Open http://127.0.0.1:18181 in your browser to access the built-in Swagger UI. Step 1. Expand the POST /v1/chat/completions endpoint to view the example request body and schema. Swagger UI showing the chat completions endpoint with example request body Step 2. Click Try it out, edit the request body as needed, then click Execute. Editing the request body in Try-it-out mode before executing Step 3. View the response — a 200 status with the model’s generated reply. Response body showing a successful 200 response with the model's reply

VLM request

image_url.url accepts three formats:
FormatExample
Local file path (the file:// prefix is optional)C:/Users/Username/Pictures/photo.jpg, file:///tmp/photo.jpg
HTTP / HTTPS URL — fetched by the serverhttps://example.com/image.jpg
Base64 data URL — inline image bytesdata:image/png;base64,iVBORw0KGgo...
Running in Docker? Local paths are resolved inside the container, not on your host. The install command already mounts $PWD/data to /data — drop your images there and pass /data/cat.jpg.
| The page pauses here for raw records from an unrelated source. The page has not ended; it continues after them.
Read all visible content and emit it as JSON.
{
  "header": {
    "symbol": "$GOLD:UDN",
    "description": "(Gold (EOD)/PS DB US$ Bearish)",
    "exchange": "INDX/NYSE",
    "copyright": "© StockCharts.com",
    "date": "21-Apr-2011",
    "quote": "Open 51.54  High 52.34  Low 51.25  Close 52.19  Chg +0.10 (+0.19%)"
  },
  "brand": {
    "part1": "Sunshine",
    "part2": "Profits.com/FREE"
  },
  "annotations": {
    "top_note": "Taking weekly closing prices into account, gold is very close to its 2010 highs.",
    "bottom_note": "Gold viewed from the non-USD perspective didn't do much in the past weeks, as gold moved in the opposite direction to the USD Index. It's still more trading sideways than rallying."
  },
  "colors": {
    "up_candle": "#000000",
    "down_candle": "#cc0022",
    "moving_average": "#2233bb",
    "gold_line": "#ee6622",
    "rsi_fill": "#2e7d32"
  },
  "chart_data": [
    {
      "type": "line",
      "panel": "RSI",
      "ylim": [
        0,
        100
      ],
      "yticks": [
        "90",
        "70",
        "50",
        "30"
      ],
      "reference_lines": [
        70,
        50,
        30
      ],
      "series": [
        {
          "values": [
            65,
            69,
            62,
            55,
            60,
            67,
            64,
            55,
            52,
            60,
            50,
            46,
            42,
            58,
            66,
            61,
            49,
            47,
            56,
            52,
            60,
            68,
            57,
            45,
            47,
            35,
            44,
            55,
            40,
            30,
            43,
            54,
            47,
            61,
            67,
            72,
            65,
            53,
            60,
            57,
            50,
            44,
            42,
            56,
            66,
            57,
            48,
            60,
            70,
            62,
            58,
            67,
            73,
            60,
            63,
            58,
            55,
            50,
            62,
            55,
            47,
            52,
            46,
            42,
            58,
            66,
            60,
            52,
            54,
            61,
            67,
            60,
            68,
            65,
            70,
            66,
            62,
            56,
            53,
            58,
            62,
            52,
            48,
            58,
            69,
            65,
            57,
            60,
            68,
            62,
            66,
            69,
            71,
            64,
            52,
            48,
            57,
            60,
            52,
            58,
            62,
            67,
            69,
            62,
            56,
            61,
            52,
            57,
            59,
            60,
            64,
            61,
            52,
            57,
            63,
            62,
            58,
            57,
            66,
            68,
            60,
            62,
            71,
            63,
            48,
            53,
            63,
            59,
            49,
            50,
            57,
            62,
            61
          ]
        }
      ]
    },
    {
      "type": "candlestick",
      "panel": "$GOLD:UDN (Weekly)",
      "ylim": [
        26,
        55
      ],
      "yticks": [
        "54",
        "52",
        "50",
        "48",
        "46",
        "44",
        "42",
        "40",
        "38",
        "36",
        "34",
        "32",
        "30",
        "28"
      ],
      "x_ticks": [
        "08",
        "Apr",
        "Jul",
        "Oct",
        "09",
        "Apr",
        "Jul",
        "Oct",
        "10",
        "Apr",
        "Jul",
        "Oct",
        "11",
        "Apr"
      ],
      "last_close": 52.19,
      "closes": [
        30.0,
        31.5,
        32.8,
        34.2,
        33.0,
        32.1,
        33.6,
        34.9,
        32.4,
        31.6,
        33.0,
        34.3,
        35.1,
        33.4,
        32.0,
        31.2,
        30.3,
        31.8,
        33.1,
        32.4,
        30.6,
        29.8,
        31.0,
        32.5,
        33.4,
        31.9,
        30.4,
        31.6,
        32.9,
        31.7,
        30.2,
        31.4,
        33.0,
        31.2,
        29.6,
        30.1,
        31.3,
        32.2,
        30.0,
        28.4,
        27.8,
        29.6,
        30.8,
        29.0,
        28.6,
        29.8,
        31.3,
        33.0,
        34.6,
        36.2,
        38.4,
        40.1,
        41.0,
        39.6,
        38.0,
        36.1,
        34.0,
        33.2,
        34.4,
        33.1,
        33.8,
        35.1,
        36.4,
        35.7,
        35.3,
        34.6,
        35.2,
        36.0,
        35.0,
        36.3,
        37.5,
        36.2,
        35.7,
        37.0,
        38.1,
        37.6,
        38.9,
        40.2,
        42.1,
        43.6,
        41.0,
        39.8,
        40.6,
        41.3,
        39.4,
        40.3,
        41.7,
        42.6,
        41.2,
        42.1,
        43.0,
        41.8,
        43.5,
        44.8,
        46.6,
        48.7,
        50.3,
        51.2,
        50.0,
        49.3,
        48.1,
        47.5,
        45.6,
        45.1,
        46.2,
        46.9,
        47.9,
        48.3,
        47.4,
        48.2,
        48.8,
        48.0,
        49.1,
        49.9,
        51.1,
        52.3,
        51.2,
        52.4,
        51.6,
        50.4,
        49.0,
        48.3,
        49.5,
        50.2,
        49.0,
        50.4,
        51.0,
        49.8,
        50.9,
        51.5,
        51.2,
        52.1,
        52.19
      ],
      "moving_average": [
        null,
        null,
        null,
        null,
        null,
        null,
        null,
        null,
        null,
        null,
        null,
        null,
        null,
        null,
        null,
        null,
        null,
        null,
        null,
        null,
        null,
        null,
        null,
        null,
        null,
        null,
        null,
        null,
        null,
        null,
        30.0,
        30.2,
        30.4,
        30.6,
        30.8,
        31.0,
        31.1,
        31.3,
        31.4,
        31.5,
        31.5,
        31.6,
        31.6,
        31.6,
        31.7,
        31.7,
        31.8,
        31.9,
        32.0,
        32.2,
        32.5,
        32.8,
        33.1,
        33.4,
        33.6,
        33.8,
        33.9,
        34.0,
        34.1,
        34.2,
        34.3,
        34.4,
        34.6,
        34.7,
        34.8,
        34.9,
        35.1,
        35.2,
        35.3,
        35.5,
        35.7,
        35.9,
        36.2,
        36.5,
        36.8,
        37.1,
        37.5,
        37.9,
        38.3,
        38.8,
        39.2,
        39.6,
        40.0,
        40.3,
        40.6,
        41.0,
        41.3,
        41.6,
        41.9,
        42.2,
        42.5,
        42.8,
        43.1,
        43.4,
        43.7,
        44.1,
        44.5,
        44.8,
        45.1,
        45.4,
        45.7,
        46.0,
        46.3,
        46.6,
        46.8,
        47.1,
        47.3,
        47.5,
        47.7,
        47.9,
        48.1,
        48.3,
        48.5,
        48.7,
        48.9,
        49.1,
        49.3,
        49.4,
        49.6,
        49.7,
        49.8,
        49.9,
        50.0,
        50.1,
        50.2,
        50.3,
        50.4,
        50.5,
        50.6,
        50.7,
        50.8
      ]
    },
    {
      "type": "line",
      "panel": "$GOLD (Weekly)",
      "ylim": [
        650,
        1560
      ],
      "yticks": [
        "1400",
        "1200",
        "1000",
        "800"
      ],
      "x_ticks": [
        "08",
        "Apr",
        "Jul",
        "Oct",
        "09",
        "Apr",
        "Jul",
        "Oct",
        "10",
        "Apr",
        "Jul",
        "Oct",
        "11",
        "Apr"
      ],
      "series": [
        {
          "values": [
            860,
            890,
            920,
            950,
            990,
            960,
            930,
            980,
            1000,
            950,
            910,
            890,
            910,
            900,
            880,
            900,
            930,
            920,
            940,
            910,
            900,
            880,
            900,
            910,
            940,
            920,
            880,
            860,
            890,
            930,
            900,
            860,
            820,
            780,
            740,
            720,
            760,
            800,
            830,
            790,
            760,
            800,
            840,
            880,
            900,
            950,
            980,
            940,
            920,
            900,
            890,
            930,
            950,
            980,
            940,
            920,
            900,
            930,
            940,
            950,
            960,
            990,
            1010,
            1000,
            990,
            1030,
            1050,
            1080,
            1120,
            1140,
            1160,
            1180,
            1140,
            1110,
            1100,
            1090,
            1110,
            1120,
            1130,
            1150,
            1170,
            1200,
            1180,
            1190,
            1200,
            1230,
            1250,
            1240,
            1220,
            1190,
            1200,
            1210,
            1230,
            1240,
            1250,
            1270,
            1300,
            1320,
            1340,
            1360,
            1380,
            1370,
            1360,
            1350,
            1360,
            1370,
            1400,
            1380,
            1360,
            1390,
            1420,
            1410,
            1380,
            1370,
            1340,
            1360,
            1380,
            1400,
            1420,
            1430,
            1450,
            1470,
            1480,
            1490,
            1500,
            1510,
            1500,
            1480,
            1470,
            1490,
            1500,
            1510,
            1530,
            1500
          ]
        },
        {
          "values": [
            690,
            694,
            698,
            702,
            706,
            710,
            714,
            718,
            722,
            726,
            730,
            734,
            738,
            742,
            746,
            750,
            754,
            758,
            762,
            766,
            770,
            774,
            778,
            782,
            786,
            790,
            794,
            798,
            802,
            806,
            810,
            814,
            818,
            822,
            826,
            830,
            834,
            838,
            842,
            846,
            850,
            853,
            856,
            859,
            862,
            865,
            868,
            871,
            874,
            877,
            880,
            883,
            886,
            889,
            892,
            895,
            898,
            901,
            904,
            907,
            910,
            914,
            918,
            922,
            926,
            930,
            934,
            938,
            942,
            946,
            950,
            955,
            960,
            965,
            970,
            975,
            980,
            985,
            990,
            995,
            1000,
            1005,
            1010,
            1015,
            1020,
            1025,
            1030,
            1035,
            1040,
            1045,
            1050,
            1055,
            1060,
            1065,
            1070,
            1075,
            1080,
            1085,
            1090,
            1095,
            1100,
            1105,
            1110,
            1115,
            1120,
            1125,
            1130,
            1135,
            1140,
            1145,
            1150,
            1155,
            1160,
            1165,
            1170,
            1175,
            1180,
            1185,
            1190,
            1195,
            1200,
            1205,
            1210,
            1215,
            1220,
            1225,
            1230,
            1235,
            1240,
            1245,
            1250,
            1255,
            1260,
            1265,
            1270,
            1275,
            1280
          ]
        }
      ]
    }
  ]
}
Alternatively, use an HTTP URL or base64 data URL to skip the filesystem entirely.
Example Value
{
  "model": "ai-hub-models/Qwen2.5-VL-7B-Instruct",
  "messages": [
    {
      "role": "user",
      "content": [
        {"type": "text", "text": "Describe this image succinctly."},
        {"type": "image_url", "image_url": {"url": "</path/to/image>"}}
      ]
    }
  ]
}
In Swagger UI, replace the request body with this VLM payload, point image_url.url to a local image, then click Execute. Editing the VLM request body in Try-it-out mode before executing Response body showing a successful 200 response with the VLM's image description

Python client (OpenAI SDK)

Because the server speaks the OpenAI protocol, you can point the official openai Python client at the local endpoint and reuse any existing OpenAI code. Install with pip install openai, then:
python
from openai import OpenAI

client = OpenAI(
    base_url="http://127.0.0.1:18181/v1",
    api_key="geniex",  # any non-empty string; the server does not check it
)

stream = client.chat.completions.create(
    model="unsloth/Qwen3-4B-GGUF:Q4_0",  # org/repo[:precision] — Q4_0 has the best Hexagon NPU support
    messages=[
        {"role": "user", "content": "Hello! Briefly introduce yourself."},
    ],
    max_tokens=256,
    temperature=0.7,
    stream=True,
)

for chunk in stream:
    delta = chunk.choices[0].delta.content
    if delta:
        print(delta, end="", flush=True)
print()
Replace the model value with a model you have already pulled. The optional :<precision> suffix selects a precision (quantization) variant (e.g. Q4_0, Q4_K_M, Q8_0) — Q4_0 is recommended for llama.cpp on Hexagon NPU. See Precisions (Quantizations) Supported.

Other endpoints

  • GET /v1/models — list available models.
  • GET /v1/models/{model} — get info about a specific model.